Un communiqué officiel, publié par le département ministériel, précise que l’attribution de ces licences résulte des délibérations de la Commission consultative d’attribution des licences de pêche (CCALP), réunie le 12 mai 2026. Cette décision s’appuie strictement sur les recommandations scientifiques du Centre de Recherches océanographiques de Dakar-Thiaroye, qui a évalué la durabilité des stocks disponibles.
Cette mesure s’aligne sur les orientations fixées lors du Conseil des ministres du 26 novembre 2025, consacré à la disponibilité des produits de la mer sur le marché intérieur. Les autorités assurent que le processus a été conduit avec transparence et rigueur scientifique, après consultation préalable de plusieurs armements en novembre 2025 pour recueillir leurs engagements.
Parmi les candidats sollicités, un seul armement a répondu favorablement à cette initiative de partenariat public-privé. Ce dernier s’est engagé à réserver l’intégralité de sa production au marché national et à investir dans des infrastructures de conservation et de distribution, notamment dans les zones reculées du pays. L’objectif : faciliter l’accès des populations à des produits halieutiques de qualité à des tarifs abordables.

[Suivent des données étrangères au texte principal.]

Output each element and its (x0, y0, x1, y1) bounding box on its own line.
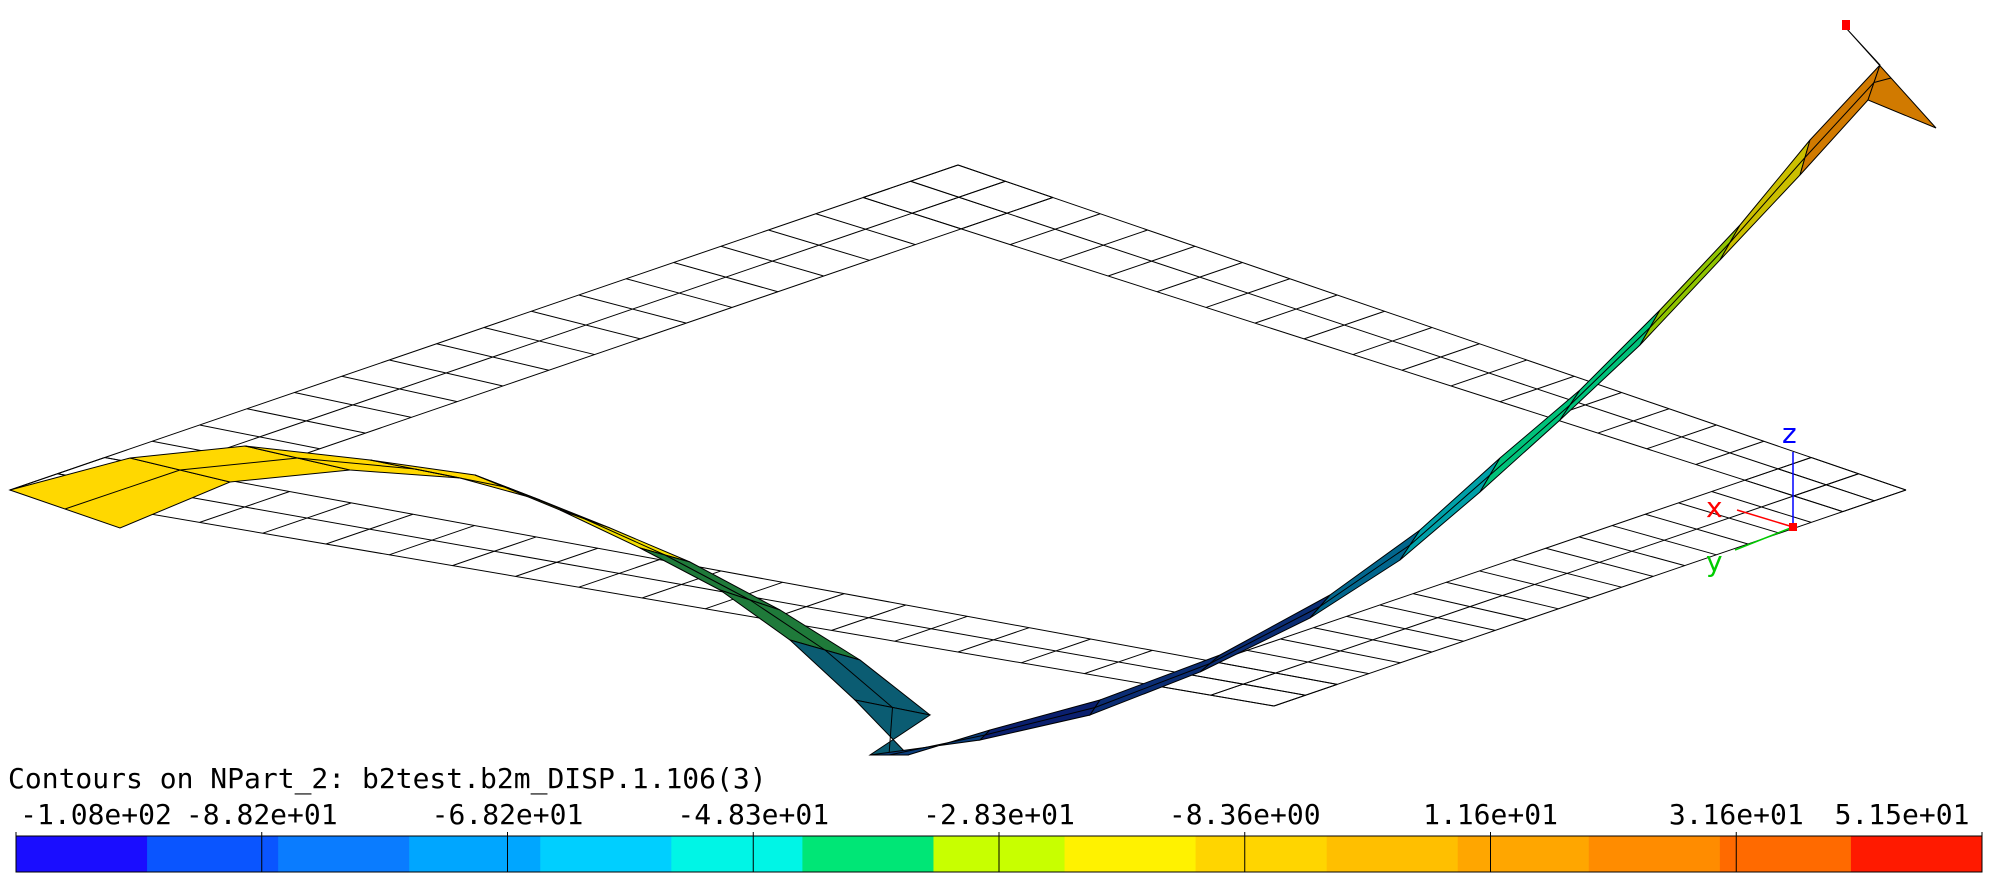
colorbar-segment (1850, 836, 1983, 872)
colorbar-segment (1326, 836, 1459, 872)
colorbar-segment (278, 836, 410, 872)
colorbar-tick-label: -8.36e+00 (1168, 798, 1321, 831)
colorbar-tick-label: 3.16e+01 (1668, 798, 1804, 831)
colorbar-segment (16, 836, 148, 872)
colorbar-segment (409, 836, 541, 872)
colorbar-segment (1064, 836, 1197, 872)
undeformed-wireframe-mesh (9, 164, 1907, 707)
x-axis-label: x (1706, 491, 1723, 524)
colorbar-tick-label: 1.16e+01 (1423, 798, 1558, 831)
colorbar-segment (540, 836, 672, 872)
y-axis-label: y (1706, 545, 1723, 578)
colorbar-tick-label: -6.82e+01 (431, 798, 584, 831)
colorbar-tick-label: -2.83e+01 (923, 798, 1075, 831)
colorbar-segment (1588, 836, 1721, 872)
colorbar-segment (1719, 836, 1852, 872)
deformed-shell-contour (8, 20, 1937, 756)
colorbar-segment (802, 836, 934, 872)
colorbar-tick-label: -8.82e+01 (185, 798, 338, 831)
colorbar-tick-label: -4.83e+01 (677, 798, 830, 831)
colorbar-tick-label: 5.15e+01 (1834, 798, 1970, 831)
colorbar-tick-label: -1.08e+02 (20, 798, 172, 831)
colorbar-segment (1457, 836, 1590, 872)
colorbar-segment (671, 836, 803, 872)
colorbar-segment (1195, 836, 1328, 872)
legend-title: Contours on NPart_2: b2test.b2m_DISP.1.1… (8, 762, 767, 795)
coordinate-triad (1734, 452, 1797, 551)
contour-colorbar (15, 832, 1983, 873)
z-axis-label: z (1782, 417, 1797, 450)
colorbar-segment (147, 836, 279, 872)
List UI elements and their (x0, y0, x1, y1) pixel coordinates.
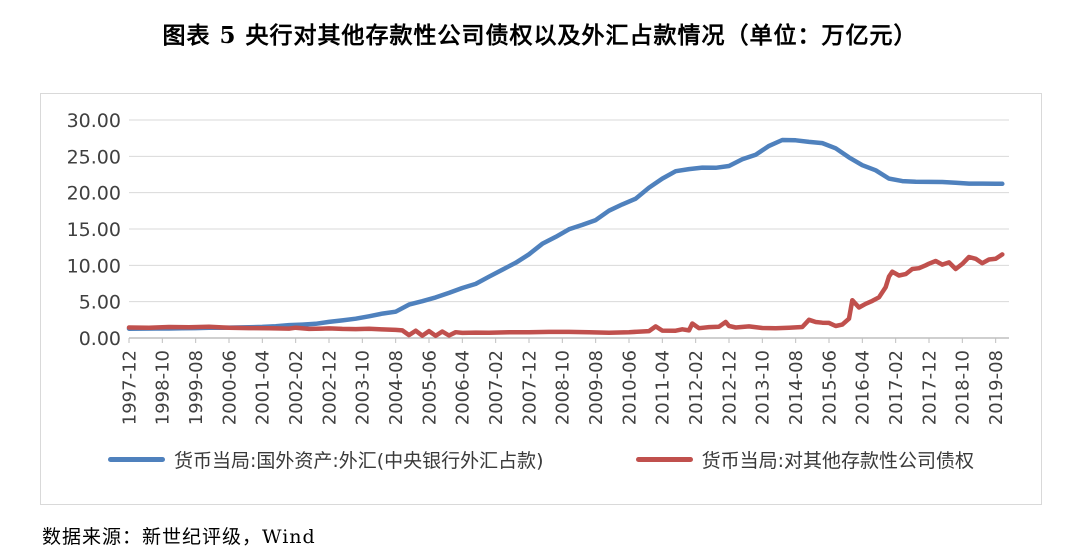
x-axis-labels: 1997-12 1998-10 1999-08 2000-06 2001-04 2002-… (119, 350, 1007, 425)
legend-item-odc: 货币当局:对其他存款性公司债权 (635, 446, 975, 473)
svg-text:2017-12: 2017-12 (919, 350, 940, 425)
svg-text:1997-12: 1997-12 (119, 350, 140, 425)
legend-label-fx: 货币当局:国外资产:外汇(中央银行外汇占款) (173, 450, 544, 472)
svg-text:2002-12: 2002-12 (319, 350, 340, 425)
svg-text:2002-02: 2002-02 (286, 350, 307, 425)
x-axis (128, 337, 1009, 343)
svg-text:10.00: 10.00 (67, 255, 121, 277)
data-source-note: 数据来源：新世纪评级，Wind (42, 526, 316, 548)
series-line-1 (126, 252, 1005, 339)
svg-text:2017-02: 2017-02 (886, 350, 907, 425)
svg-text:30.00: 30.00 (67, 110, 121, 132)
svg-text:2001-04: 2001-04 (253, 350, 274, 425)
legend-line-sample-red (635, 457, 693, 462)
svg-text:2005-06: 2005-06 (419, 350, 440, 425)
chart-canvas: 0.00 5.00 10.00 15.00 20.00 25.00 30.00 1997-12… (67, 110, 1009, 425)
svg-text:2011-04: 2011-04 (653, 350, 674, 425)
figure-title: 图表 5 央行对其他存款性公司债权以及外汇占款情况（单位：万亿元） (162, 22, 918, 49)
svg-text:2012-02: 2012-02 (686, 350, 707, 425)
chart-container: 0.00 5.00 10.00 15.00 20.00 25.00 30.00 1997-12… (40, 93, 1042, 505)
series-lines (126, 137, 1005, 339)
legend-line-sample-blue (107, 457, 165, 462)
svg-text:2019-08: 2019-08 (986, 350, 1007, 425)
svg-text:5.00: 5.00 (79, 292, 121, 314)
svg-text:25.00: 25.00 (67, 146, 121, 168)
svg-text:2007-12: 2007-12 (519, 350, 540, 425)
svg-text:2000-06: 2000-06 (219, 350, 240, 425)
svg-text:2012-12: 2012-12 (719, 350, 740, 425)
gridlines (129, 119, 1009, 303)
svg-text:1998-10: 1998-10 (153, 350, 174, 425)
legend-item-fx: 货币当局:国外资产:外汇(中央银行外汇占款) (107, 446, 544, 473)
svg-text:2003-10: 2003-10 (353, 350, 374, 425)
svg-text:2016-04: 2016-04 (853, 350, 874, 425)
svg-text:2010-06: 2010-06 (619, 350, 640, 425)
svg-text:2015-06: 2015-06 (819, 350, 840, 425)
svg-text:15.00: 15.00 (67, 219, 121, 241)
svg-text:2007-02: 2007-02 (486, 350, 507, 425)
svg-text:2018-10: 2018-10 (953, 350, 974, 425)
svg-text:1999-08: 1999-08 (186, 350, 207, 425)
chart-legend: 货币当局:国外资产:外汇(中央银行外汇占款) 货币当局:对其他存款性公司债权 (41, 446, 1041, 473)
svg-text:2014-08: 2014-08 (786, 350, 807, 425)
svg-text:20.00: 20.00 (67, 183, 121, 205)
svg-text:0.00: 0.00 (79, 328, 121, 350)
svg-text:2008-10: 2008-10 (553, 350, 574, 425)
svg-text:2009-08: 2009-08 (586, 350, 607, 425)
svg-text:2006-04: 2006-04 (453, 350, 474, 425)
svg-text:2013-10: 2013-10 (753, 350, 774, 425)
y-axis-labels: 0.00 5.00 10.00 15.00 20.00 25.00 30.00 (67, 110, 121, 350)
legend-label-odc: 货币当局:对其他存款性公司债权 (701, 450, 975, 472)
svg-text:2004-08: 2004-08 (386, 350, 407, 425)
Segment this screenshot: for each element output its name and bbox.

Les études menées par le Centre de Recherches océanographiques ont confirmé l’existence d’un potentiel exploitable de manière contrôlée pour la pêcherie démersale côtière. Dans un contexte de hausse des prix du poisson et de pression accrue sur les ressources marines, cette initiative marque une première au Sénégal. Elle instaure un cadre réglementé pour une pêche industrielle dédiée à l’approvisionnement régulier du marché domestique.
Le ministère réaffirme sa volonté de concilier préservation des stocks, développement économique et satisfaction des besoins alimentaires. Cette stratégie s’inscrit dans une démarche de gestion durable, responsable et transparente des ressources halieutiques, tout en promouvant la consommation locale et l’autonomie alimentaire du pays.